Das Landgericht hat auf diesen Aspekt bereits auf Seite 6 f. des angefochtenen Urteils – hilfsweise – abgestellt. Der Kläger setzt sich damit in seiner Berufungsbegründung entgegen § 520 Abs. 3 Satz 2 Nr. 2 ZPO nicht auseinander.
3. Das Landgericht hat die Klage (auch) im Hinblick auf die Schadensposition „Koffer des Sohnes“ in Höhe von 40 € abgewiesen. Da sich der Kläger in seiner Berufungsbegründung zur Abweisung dieser Schadensposition nicht verhält, ist die Berufung mangels Begründung insoweit gemäß § 520 Abs. 3 Satz 2 Nr. 2 und 3, § 522 Abs. 1 ZPO unzulässig. Gleiches gilt, soweit das Landgericht den geltend gemachten Anspruch auf Ersatz vorgerichtlicher Rechtsanwaltskosten abgewiesen hat. Das Landgericht hat hierzu eine eigene Begründung gegeben. Auch diese hat der Kläger in seiner Berufungsbegründung nicht angegriffen.
III.
Der Senat schlägt den Parteien auf der Grundlage der vorstehenden Überlegungen vor, den Rechtsstreit durch den Abschluss eines Vergleichs mit dem nachfolgenden Inhalt beizulegen:
1. Die Beklagte zahlt – ohne Anerkennung einer Rechtspflicht – an den Kläger 3.160,60 € (3.120,60 € weitere Entschädigung, 40 € Taxikosten gemäß erstinstanzlicher Verurteilung) nebst Zinsen in Höhe von 5 Prozentpunkten über dem jeweiligen Basiszinssatz seit dem 24. November 2016.
2. Mit dieser Zahlung sind alle etwaigen Ansprüche des Klägers und seiner Ehefrau sowie der beiden gemeinsamen Kinder wegen der Vereitelung der bei der Beklagten gebuchten Reise nach Kos im Oktober 2016 abgegolten.

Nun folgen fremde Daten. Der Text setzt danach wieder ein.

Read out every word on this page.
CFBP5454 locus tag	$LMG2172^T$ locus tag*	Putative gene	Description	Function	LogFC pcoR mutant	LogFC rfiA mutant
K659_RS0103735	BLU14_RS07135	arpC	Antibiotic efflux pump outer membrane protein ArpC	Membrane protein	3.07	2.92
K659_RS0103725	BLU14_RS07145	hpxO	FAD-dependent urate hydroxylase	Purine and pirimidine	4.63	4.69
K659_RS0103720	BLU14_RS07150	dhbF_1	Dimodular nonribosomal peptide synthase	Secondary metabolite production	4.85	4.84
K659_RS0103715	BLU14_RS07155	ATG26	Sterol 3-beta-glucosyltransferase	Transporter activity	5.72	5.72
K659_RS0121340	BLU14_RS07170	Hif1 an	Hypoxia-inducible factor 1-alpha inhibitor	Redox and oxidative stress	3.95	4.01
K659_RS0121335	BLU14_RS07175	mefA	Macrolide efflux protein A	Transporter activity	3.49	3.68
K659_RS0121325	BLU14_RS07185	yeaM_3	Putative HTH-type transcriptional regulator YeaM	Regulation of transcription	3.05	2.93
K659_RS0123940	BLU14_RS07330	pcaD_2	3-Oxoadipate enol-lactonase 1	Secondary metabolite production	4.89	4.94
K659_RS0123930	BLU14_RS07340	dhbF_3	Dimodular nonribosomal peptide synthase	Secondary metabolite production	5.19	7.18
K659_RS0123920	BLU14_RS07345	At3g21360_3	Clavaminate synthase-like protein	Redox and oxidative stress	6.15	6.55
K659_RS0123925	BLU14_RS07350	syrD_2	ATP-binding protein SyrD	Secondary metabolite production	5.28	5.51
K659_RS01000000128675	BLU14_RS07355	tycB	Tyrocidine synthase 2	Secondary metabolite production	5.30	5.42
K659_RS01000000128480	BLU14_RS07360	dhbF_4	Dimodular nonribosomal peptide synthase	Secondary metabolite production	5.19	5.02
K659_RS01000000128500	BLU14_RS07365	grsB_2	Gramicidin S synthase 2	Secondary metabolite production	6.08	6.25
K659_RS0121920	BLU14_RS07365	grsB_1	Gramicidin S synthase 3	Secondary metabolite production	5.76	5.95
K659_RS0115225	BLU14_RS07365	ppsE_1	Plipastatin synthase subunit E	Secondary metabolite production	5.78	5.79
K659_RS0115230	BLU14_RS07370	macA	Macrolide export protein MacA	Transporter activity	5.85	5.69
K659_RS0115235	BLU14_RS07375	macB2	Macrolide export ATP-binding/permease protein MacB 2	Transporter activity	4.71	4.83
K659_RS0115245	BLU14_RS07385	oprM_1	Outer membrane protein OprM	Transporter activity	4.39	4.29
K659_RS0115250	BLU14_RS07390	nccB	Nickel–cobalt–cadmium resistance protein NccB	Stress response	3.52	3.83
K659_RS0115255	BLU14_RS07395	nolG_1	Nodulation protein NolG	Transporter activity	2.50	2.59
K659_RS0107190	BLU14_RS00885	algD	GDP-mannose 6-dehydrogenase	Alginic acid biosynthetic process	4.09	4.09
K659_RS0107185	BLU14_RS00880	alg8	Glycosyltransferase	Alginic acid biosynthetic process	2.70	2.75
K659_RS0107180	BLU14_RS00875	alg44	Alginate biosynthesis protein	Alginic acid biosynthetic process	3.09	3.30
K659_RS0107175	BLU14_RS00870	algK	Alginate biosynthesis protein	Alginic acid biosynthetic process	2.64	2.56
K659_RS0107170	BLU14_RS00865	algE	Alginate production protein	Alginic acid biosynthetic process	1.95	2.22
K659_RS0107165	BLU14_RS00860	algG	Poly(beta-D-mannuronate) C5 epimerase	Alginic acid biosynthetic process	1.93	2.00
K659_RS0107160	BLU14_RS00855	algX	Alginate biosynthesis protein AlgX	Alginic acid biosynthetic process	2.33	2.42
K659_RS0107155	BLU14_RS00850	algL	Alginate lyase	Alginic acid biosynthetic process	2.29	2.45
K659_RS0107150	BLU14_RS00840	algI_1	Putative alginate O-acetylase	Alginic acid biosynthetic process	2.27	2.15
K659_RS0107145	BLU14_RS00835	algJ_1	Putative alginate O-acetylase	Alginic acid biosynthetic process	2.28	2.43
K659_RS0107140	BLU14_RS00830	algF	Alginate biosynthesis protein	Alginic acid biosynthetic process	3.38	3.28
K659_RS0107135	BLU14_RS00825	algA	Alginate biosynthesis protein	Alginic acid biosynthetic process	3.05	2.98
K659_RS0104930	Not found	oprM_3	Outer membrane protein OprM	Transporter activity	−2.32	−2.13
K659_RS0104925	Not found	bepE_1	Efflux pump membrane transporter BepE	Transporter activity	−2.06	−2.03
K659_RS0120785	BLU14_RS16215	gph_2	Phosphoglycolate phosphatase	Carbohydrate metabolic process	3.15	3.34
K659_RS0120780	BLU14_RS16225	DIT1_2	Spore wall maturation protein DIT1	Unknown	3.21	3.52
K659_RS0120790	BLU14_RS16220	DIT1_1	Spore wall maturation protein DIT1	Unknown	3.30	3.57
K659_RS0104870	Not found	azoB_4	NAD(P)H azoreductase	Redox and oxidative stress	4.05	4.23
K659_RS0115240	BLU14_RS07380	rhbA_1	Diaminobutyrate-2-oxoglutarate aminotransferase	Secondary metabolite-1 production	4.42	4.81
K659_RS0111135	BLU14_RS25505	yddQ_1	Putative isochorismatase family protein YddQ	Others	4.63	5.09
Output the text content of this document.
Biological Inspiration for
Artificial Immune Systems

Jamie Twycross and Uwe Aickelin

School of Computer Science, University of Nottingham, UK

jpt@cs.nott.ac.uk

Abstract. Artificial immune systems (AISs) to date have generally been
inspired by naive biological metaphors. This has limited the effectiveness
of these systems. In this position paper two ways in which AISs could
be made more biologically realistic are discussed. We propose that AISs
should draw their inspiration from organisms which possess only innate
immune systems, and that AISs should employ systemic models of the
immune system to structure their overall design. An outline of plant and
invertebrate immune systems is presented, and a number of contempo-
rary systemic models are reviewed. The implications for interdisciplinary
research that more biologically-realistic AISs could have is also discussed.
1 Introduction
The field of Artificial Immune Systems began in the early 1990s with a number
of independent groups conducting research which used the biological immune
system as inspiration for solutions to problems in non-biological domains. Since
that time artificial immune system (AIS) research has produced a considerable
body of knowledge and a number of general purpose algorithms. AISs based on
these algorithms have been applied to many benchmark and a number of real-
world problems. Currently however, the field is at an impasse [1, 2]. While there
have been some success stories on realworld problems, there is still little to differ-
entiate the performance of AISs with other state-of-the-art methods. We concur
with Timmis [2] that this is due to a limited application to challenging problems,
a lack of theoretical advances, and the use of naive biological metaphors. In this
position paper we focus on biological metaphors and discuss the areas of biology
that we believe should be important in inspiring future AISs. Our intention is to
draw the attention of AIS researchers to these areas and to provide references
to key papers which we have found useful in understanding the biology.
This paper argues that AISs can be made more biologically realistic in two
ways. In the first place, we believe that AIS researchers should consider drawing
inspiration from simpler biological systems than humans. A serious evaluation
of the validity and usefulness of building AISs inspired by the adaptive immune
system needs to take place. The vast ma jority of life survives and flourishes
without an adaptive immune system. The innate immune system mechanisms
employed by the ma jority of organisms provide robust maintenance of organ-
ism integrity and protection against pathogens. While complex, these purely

3. Die Kosten des Rechtsstreits und des Vergleichs tragen der Kläger zu drei Vierteln und die Beklagte zu einem Viertel.
Die Parteien werden gebeten, eine etwaige Zustimmung zu diesem Vorschlag binnen drei Wochen nach Zustellung dieses Hinweisbeschlusses mitzuteilen. Der Vergleich würde dann gemäß § 278 Abs. 6 ZPO festgestellt.
Für den Fall, dass ein Vergleich nicht geschlossen werden können sollte, mögen die Parteien binnen derselben Frist mitteilen, ob im schriftlichen Verfahren (§ 128 Abs. 2 ZPO) entschieden werden kann. Da sich ausschließlich Rechtsfragen stellen dürften, erscheint dem Senat eine mündliche Verhandlung entbehrlich.